I have a 24v system too and I only know of disconnecting the wire between the batteries and charging them individually. If there is another way I am interested in learning. 

As for the transducer wire I have mine mounted on my TM too and I don't have any problem with the wires being pinched. Have you tried to re routing the wires? I have mine mounted on the shaft with wire ties. I made sure when I ran my wires it was in the stowed position and kept the wires away from the bracket. 

Can you post a pic of the problem and maybe we can see a solution?


----------



## Dennis1022 (Aug 1, 2010)

*I agree with you about the batteries, I charged them by discnnecting the wires like you stated. As for the transducer wire, I have the motor in the storage position and I put wire ties from the motor to the adjusting ring. I found out one thing don't undue the ring onthe shaft. The motor position gets messed up for some reason! I'll try to get some photos later on, just little wet out there!
Dennis *


----------



## redbug (Aug 1, 2010)

Are you using a single bank charger? 
you can get a 2 bank charger and not worry about disconnecting the jumper wire


----------



## Dennis1022 (Aug 1, 2010)

* believe it is a single bank charger.What I do know is, it has 2 amp, 6 amp & 12 amp charger!
Dennis *


----------



## bassboy1 (Aug 2, 2010)

You don't have to disconnect them, even with a single charger. Just put the leads on the positive and negative of the same battery. When that one is done, put the leads on the positive and negative of the other battery. Because the circuit is completed with only one battery, the other one doesn't come into play. 

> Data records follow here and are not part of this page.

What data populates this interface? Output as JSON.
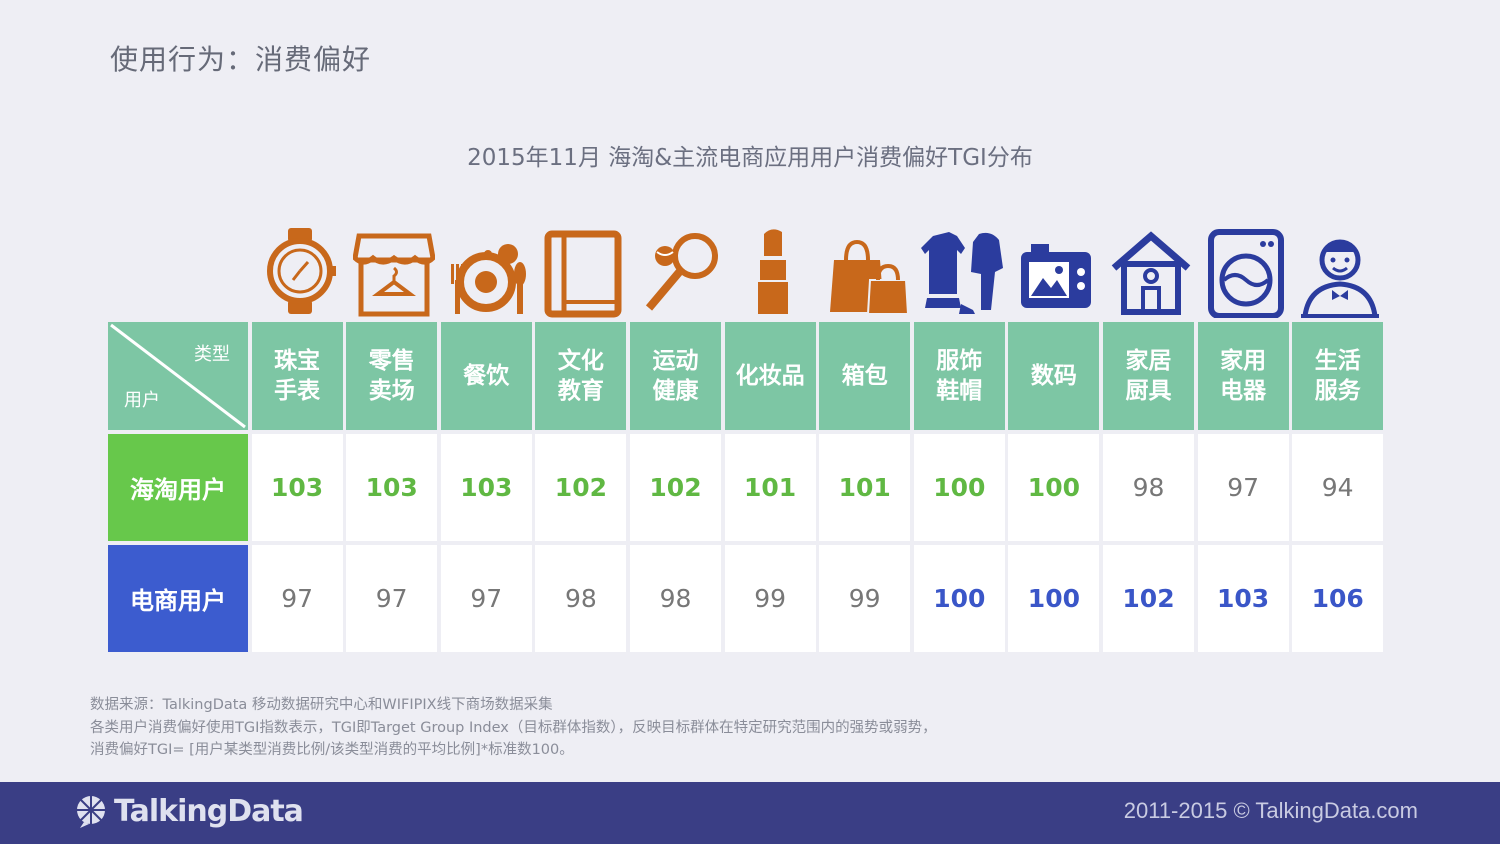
{
  "page_title": "使用行为：消费偏好",
  "chart_data": {
    "type": "table",
    "title": "2015年11月 海淘&主流电商应用用户消费偏好TGI分布",
    "corner_labels": {
      "column_axis": "类型",
      "row_axis": "用户"
    },
    "categories": [
      {
        "label": "珠宝\n手表",
        "icon": "watch-icon",
        "icon_color": "#c8681b"
      },
      {
        "label": "零售\n卖场",
        "icon": "storefront-icon",
        "icon_color": "#c8681b"
      },
      {
        "label": "餐饮",
        "icon": "dining-plate-icon",
        "icon_color": "#c8681b"
      },
      {
        "label": "文化\n教育",
        "icon": "book-icon",
        "icon_color": "#c8681b"
      },
      {
        "label": "运动\n健康",
        "icon": "tennis-racket-icon",
        "icon_color": "#c8681b"
      },
      {
        "label": "化妆品",
        "icon": "lipstick-icon",
        "icon_color": "#c8681b"
      },
      {
        "label": "箱包",
        "icon": "shopping-bags-icon",
        "icon_color": "#c8681b"
      },
      {
        "label": "服饰\n鞋帽",
        "icon": "clothing-icon",
        "icon_color": "#2b3c9e"
      },
      {
        "label": "数码",
        "icon": "camera-icon",
        "icon_color": "#2b3c9e"
      },
      {
        "label": "家居\n厨具",
        "icon": "house-icon",
        "icon_color": "#2b3c9e"
      },
      {
        "label": "家用\n电器",
        "icon": "washing-machine-icon",
        "icon_color": "#2b3c9e"
      },
      {
        "label": "生活\n服务",
        "icon": "waiter-icon",
        "icon_color": "#2b3c9e"
      }
    ],
    "series": [
      {
        "name": "海淘用户",
        "values": [
          103,
          103,
          103,
          102,
          102,
          101,
          101,
          100,
          100,
          98,
          97,
          94
        ]
      },
      {
        "name": "电商用户",
        "values": [
          97,
          97,
          97,
          98,
          98,
          99,
          99,
          100,
          100,
          102,
          103,
          106
        ]
      }
    ],
    "highlight_threshold": 100,
    "colors": {
      "header_bg": "#7dc6a4",
      "row1_label_bg": "#67c84b",
      "row2_label_bg": "#3c5ccf",
      "row1_highlight": "#60b843",
      "row2_highlight": "#3a56c8"
    }
  },
  "notes": [
    "数据来源：TalkingData 移动数据研究中心和WIFIPIX线下商场数据采集",
    "各类用户消费偏好使用TGI指数表示，TGI即Target Group Index（目标群体指数），反映目标群体在特定研究范围内的强势或弱势，",
    "消费偏好TGI= [用户某类型消费比例/该类型消费的平均比例]*标准数100。"
  ],
  "footer": {
    "logo_text": "TalkingData",
    "copyright": "2011-2015 © TalkingData.com"
  }
}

As such, you can still pull 12 volts to run accessories off a 24v system. Just pull a positive and negative from one battery. 

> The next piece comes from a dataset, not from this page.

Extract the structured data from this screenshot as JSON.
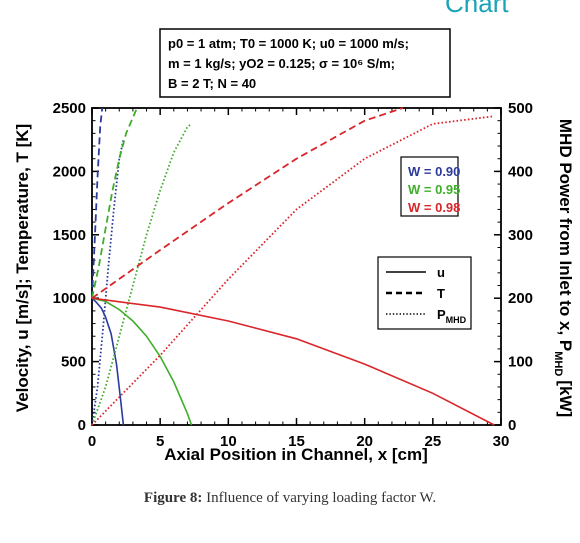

A two bank charger will have two sets of charging leads coming out of it - hook one set to one battery, and another set to the other. 

As far as the transducer, I usually run all of them up the foot control cable, as opposed to the mount. At the point where the solid shaft meets the moving shaft, just give enough slack to allow the motor to turn fully in both directions, and put a piece of heat shrink at that spot.


----------



## Dennis1022 (Aug 2, 2010)

*Thanks bassboy1 and everyone else. I had fixed the transducer that way with wire ties and made sure they don't move. As for the batteries, that is just what I done last night. Went fishing this morning and used the motor after I charge it all day. But that thank you all.
Dennis*


----------